2008 Sonrası Almanya Altınlarını Geri Çağırdı

Dünyanın en güvenilir ülkelerinin ekonomik krize girmiş olması altınlarını emanet eden ülkelerde güvensizlik ortamına neden oldu. Bu doğrultuda Almanya 2008 krizinin ardından 2013 yılında ABD ve İngiltere’de bulunan altın rezervlerini geri çağırmaya başladı. 2020 yılına kadar tamamlanması beklenen altın dönüşü kapsamında Almanya geçtiğimiz yıl 216 ton altınını Frankfurt’a getirdi.

Türkiye’nin 450 Ton Altını İngiltere’de

Dönemin Maliye Bakanı Mehmet Şimşek, Türkiye’nin toplam 490 ton altın rezervinin bulunduğunu ancak bu altınların sadece 40 tonunun Türkiye’nin hazinesinde bulunduğunu geri kalanının İngiltere Merkez Bankası’nın "Bank Of England" depolarında olduğunu açıklamıştı. Küçük bir kısmı ise ABD Merkez Bankası FED’in depolarında bulunuyor.

Türkiye’nin tonlarca altınının İngiltere ve ABD’de bulunması akıllara herhangi bir ters düşme veya savaş durumunda altınların akıbeti ne olur? sorusunu akıllara getirdi.

Türkiye’nin batı ile karşı karşıya gelmesi durumunda birtakım yaptırımlar uygulanabileceği, bu yaptırımların içinde o ülkelerdeki altın ve döviz varlıklarının dondurulması da sözkonusu. Bu yaptırımlar ortadan kalkıncaya kadar Türkiye o varlıkları kullanamadığı gibi İngiltere’de bu altınları asla vermeyecektir.

Türkiye Cumhuriyeti’nin kuruluşunda ve sonrasında etkin rol oynayan İngiltere, gösterdiği bu çabanın karşılığı olarak da ülkenin servetlerini yağmaladı. Türkiye Merkez Bankasının kasasında bulunması gereken 450 ton altın, İngiliz ekonomisine hizmet eder duruma getirildi.

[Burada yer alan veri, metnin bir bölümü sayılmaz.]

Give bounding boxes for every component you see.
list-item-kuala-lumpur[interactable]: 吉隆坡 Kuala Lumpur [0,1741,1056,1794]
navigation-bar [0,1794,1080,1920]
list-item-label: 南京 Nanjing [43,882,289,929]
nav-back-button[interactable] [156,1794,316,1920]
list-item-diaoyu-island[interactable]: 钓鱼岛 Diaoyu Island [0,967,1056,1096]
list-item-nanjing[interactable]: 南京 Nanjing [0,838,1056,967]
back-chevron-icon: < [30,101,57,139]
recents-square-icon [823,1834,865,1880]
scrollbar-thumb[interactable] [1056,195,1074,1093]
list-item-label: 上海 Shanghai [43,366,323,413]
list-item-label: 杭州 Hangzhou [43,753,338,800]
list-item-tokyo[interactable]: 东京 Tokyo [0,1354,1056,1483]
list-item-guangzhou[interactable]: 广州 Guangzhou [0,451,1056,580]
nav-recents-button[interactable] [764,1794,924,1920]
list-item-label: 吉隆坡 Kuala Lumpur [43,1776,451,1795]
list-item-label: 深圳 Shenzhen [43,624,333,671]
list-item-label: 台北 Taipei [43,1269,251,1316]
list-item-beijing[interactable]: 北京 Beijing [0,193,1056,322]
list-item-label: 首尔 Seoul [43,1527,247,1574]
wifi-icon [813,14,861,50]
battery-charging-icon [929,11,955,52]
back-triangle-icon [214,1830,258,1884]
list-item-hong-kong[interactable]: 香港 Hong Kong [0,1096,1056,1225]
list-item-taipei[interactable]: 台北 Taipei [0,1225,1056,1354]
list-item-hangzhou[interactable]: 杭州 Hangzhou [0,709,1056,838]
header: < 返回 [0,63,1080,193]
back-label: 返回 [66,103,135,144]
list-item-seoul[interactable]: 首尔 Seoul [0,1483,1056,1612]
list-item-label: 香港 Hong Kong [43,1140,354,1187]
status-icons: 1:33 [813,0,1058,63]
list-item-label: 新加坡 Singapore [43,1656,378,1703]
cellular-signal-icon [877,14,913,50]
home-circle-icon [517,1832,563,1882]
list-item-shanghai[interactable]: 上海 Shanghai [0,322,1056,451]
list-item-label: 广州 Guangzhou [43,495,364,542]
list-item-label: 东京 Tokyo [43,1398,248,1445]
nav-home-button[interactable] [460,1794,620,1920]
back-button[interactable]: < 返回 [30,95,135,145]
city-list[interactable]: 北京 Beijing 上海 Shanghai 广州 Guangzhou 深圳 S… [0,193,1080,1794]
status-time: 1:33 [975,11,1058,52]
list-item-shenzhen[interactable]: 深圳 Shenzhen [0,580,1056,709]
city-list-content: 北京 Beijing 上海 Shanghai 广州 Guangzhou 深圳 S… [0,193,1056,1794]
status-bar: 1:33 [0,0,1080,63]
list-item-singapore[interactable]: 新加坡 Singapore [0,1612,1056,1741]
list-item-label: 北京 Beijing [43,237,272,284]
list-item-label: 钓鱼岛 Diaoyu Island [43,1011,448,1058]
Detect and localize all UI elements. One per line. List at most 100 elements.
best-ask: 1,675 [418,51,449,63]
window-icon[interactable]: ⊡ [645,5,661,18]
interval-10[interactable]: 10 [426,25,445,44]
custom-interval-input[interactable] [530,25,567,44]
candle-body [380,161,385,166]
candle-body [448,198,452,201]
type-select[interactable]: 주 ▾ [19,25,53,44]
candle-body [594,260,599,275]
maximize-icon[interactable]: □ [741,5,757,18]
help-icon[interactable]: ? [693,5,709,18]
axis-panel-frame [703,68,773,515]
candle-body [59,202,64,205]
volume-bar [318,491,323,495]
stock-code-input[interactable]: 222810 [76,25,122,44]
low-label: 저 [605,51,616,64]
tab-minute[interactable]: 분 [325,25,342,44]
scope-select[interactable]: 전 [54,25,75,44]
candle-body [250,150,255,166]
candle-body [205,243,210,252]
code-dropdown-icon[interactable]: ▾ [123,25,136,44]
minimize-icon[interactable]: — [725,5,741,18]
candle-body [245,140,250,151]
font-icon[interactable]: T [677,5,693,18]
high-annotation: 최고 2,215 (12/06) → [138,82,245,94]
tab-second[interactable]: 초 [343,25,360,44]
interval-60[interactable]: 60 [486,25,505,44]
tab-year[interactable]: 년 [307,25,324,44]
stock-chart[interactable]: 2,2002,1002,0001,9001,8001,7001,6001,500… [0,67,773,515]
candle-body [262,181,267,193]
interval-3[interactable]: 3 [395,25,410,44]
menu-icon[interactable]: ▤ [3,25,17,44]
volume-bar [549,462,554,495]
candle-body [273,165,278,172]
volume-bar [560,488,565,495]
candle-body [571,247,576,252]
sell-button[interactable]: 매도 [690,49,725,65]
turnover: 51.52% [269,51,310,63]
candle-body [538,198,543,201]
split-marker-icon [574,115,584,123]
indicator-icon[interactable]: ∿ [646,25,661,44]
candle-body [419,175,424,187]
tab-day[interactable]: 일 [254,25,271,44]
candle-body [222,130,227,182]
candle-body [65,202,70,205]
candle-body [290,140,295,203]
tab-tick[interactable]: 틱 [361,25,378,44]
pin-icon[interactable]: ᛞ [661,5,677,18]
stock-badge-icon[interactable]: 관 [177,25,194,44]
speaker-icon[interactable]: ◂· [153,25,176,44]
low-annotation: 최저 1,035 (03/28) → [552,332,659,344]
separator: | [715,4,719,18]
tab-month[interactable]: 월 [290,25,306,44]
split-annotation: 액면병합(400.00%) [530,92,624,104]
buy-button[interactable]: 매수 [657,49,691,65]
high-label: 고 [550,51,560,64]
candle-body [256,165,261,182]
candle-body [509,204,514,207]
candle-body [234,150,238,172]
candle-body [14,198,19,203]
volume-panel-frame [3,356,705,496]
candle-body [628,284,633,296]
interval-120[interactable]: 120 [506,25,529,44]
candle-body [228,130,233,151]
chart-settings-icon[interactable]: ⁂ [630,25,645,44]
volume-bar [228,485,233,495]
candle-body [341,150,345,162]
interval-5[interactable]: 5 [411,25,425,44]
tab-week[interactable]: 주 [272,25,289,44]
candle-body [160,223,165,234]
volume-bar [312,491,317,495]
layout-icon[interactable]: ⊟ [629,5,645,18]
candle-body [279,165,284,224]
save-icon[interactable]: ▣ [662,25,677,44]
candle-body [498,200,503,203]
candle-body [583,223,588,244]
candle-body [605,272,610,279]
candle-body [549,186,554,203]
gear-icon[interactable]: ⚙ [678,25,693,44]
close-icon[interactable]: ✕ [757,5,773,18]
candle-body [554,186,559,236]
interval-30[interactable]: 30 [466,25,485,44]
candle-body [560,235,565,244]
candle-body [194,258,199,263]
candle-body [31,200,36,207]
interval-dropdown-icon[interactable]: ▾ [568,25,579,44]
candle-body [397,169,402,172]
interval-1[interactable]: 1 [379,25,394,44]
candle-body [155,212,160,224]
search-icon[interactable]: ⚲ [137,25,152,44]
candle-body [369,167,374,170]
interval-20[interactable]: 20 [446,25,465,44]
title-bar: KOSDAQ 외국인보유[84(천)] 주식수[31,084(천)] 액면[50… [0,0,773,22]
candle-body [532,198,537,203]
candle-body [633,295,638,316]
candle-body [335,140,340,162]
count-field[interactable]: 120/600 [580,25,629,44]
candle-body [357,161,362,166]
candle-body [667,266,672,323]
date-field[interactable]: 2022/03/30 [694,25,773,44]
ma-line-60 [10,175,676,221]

İngiltere Osmanlı Gemilerine El Koydu

1911 yılında İngiltere'deki Vickers Şirketi'ne "Reşadiye" zırhlısı siparişi verildi. Bir yıl sonra siparişe 2 zırhlı daha eklendi: Fatih ve Sultan Osman. Bunlardan başka 2 keşif gemisi, 4 torpido muhrip ve 2 denizaltı da yine İngilizlere verilen siparişler arasındaydı. Reşadiye ve Sultan Osman zırhlılarının 1914 yılında tamamlanarak teslim edilmesi için anlaşma yapılmıştı. İngiltere, bir dizi bahaneyle teslimatı geciktirmiş, 1. Dünya Savaşı patlak verdiğinde de, son taksit ödenip, "Sultan Osman" zırhlısına Türk bayrağı çekileceği sırada gemiye el koymuştu. İngilizlerin, el koyduğu bu 2 gemiden başka 8 gemi daha vardı zapt edilen. Bu gemilerin akıbetleri meçhul kaldı. 24 Temmuz 1923 tarihinde imzalanan Lozan antlaşmasıyla Türkiye, Osmanlı devleti zamanında ödenen bu gemi bedellerinden tümüyle feragat etti.

İngiltere Libya’nın Milyar Dolarlarına El Koymuştu

İngiltere hükümeti 2011 yılında Libya Lideri Kaddafi’nin ülkede bulunan hesaplarına ve mal varlığına el koyma kararı aldı. Kaddafi’nin İngiltere bankalarında 20 milyar avronun üzerinde parası olduğu söyleniyordu. İngiliz hükümetinin Libya liderinin parasına el koyması o dönem bu durumu değerlendiren çok sayıda Türk köşe yazarı tarafından ‘İngiltere, bu altınları asla vermeyecek. Göreceksiniz! İngiltere, Libya’nın paralarını verdi mi?’ şeklinde yorumlanmıştı.